In 2003 Daredevil, starring Ben Affleck, Jennifer Garner, and Colin Farrell, was released. It was a moderate hit although reviews were mixed; I am one of those (along with my wife) who liked the film and think the director’s cut is even better.
The character Elektra was given her own spinoff film, starring Jennifer Garner, in 2005. While the movie sounded like a good idea at the time, the execution was lacking.
Elektra appeared to die in Daredevil; however, anyone who watched the film knows that’s not true. We learn that Elektra was resurrected by a blind sensei named Stick (Terence Stamp) who comic fans know trained Matt Murdock aka Daredevil as well. But Elektra was too powerful to train so he kicks her out and she goes to find her own fortune. She accepts a contract on an unknown targe. While she’s awaiting further instructions, she make friends with a 13-year-old girl named Abby (Kristen Prout) and her father, Mark (Goran Visnjic). Things then get sticky when her assignment turns out to be Mark and Abby.
Elektra has a change of heart and decides to protect the pair from a group of killers who have taken over the job Elektra has refused. These killers are part of a sinister organization known as The Hand. The group is made up of Stone (Bob Sapp), whose skin is as tough as stone; Typhoid (Natassia Malthe), who can kill with a kiss; Tattoo (Chris Ackerman), whose tattoos come to life when he touches them; and Kirigi (Will Yun Lee), their leader who has the ability to see into the future, and has magical sword skills.

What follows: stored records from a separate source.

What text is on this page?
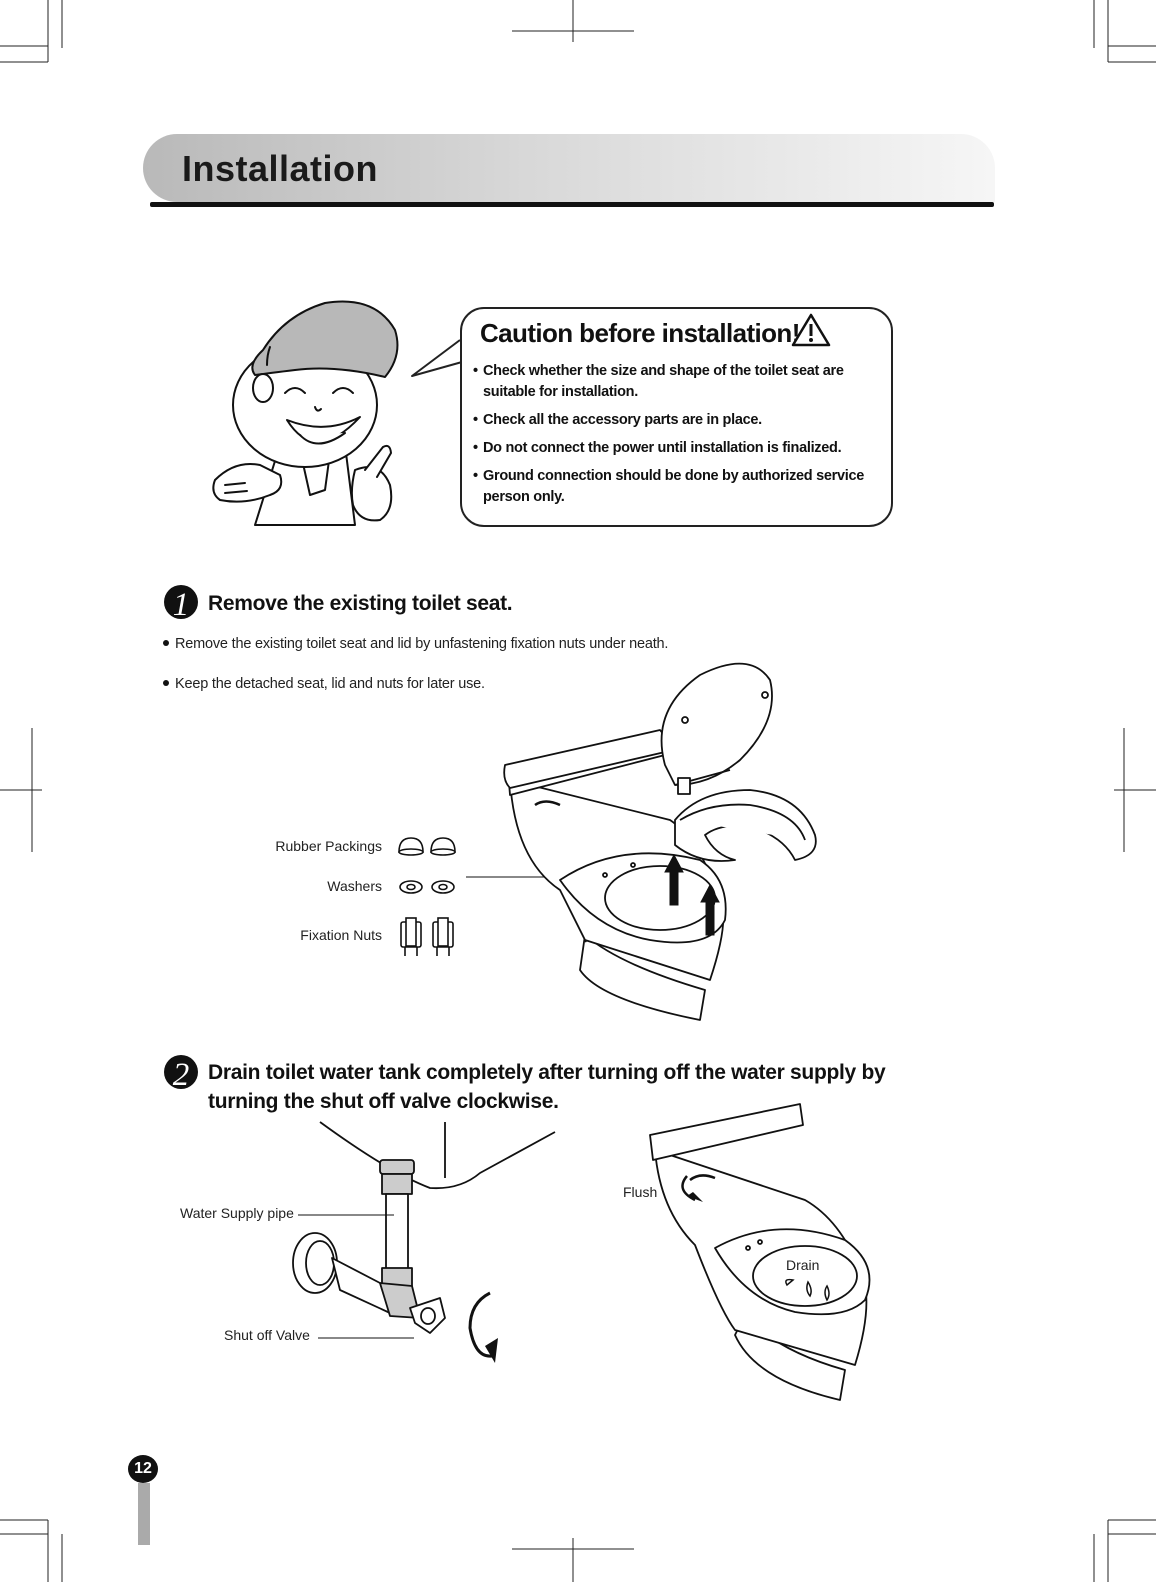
Installation
Caution before installation!
• Check whether the size and shape of the toilet seat are suitable for installation.
• Check all the accessory parts are in place.
• Do not connect the power until installation is finalized.
• Ground connection should be done by authorized service person only.
1 Remove the existing toilet seat.
Remove the existing toilet seat and lid by unfastening fixation nuts under neath.
Keep the detached seat, lid and nuts for later use.
Rubber Packings
Washers
Fixation Nuts
2 Drain toilet water tank completely after turning off the water supply by
turning the shut off valve clockwise.
Water Supply pipe
Shut off Valve
Flush
Drain
12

My wife and I are big Jennifer Garner fans — we both loved Alias — but the film strays too much from the source material and just isn’t interesting. When I heard there would be a director’s cut, I thought that like Daredevil it might be a somewhat different movie and would be improved upon. Sadly this is not the case; there are about three minutes of new footage which includes more violent fights (which were originally cut for ratings) and hints that The Hand and Elektra possess time-warping powers. While interesting, these brief additions don’t do much for the film or give the character the film she deserves.
Video: The film is presented in the original 2.35:1 widescreen ratio. Elektra looks good; the colors are lush and vibrant, especially the red of her costume. The black levels are crisp and defined and never wash the actors out.
Audio: Elektra: Unrated Director's Cut's 5.1 DTS-HD Master Audio soundtrack is very good; it never overpowers the dialogue, nor interferes with it. You can understand each actor’s lines, and can distinguish each of them.
There are a plethora of extras on the disc, however they are all ported over from the standard DVD and don’t include anything new. There’s a commentary with director Rob Bowman and editor Kevin Stitt. The duo talk about the new scenes, but there’s some bitterness in the commentary and Bowman sounds like he’s blaming the audience for the film’s failure!
There is a two-part “Making of Elektra” featurette which clocks in at over two hours and runs a bit too long. It looks like the producers chose quantity over quality.
"Showdown at the Well: Multi-Angle Dailies" shows the raw footage of several takes from the multiple cameras covering the fight. This featurette allows the viewer to toggle between them or watch a split screen of all the shots concurrently.
There are several deleted scenes as well as some alternate/extended scenes with an option to have commentary from Bowman. Highlights of these scenes are an alternate ending, an explanation of how Elektra was able to use weapons at the end of the film, and a dream sequence with a cameo by Ben Affleck as Daredevil.
“Elektra: Incarnations” is probably the best thing about the DVD and has a number of comic creators including Elektra creators Frank Miller and Klaus Janson, as well as Bill Sienkiewicz, Brian Michael Bendis, and Greg Rucka talking about her origins and more in the comics.
"Elektra in Greek Mythology" has Dr. Katarina Zacharia, a professor of Greek Studies at Loyola Marymount University, explaining the differences in the Aeschylus, Sophocles, and Euripides versions of the Elektra story.
The only thing that’s missing is the Jennifer Garner introduction to the crowd at Comic-Con.
Elektra: Unrated Director's Cut had potential, but the script wasn’t true to the character. While some of the extras are cool, this is a double-dip with nothing new added. Unless you don’t have it in your collection or can find it dirt cheap I would pass on this edition.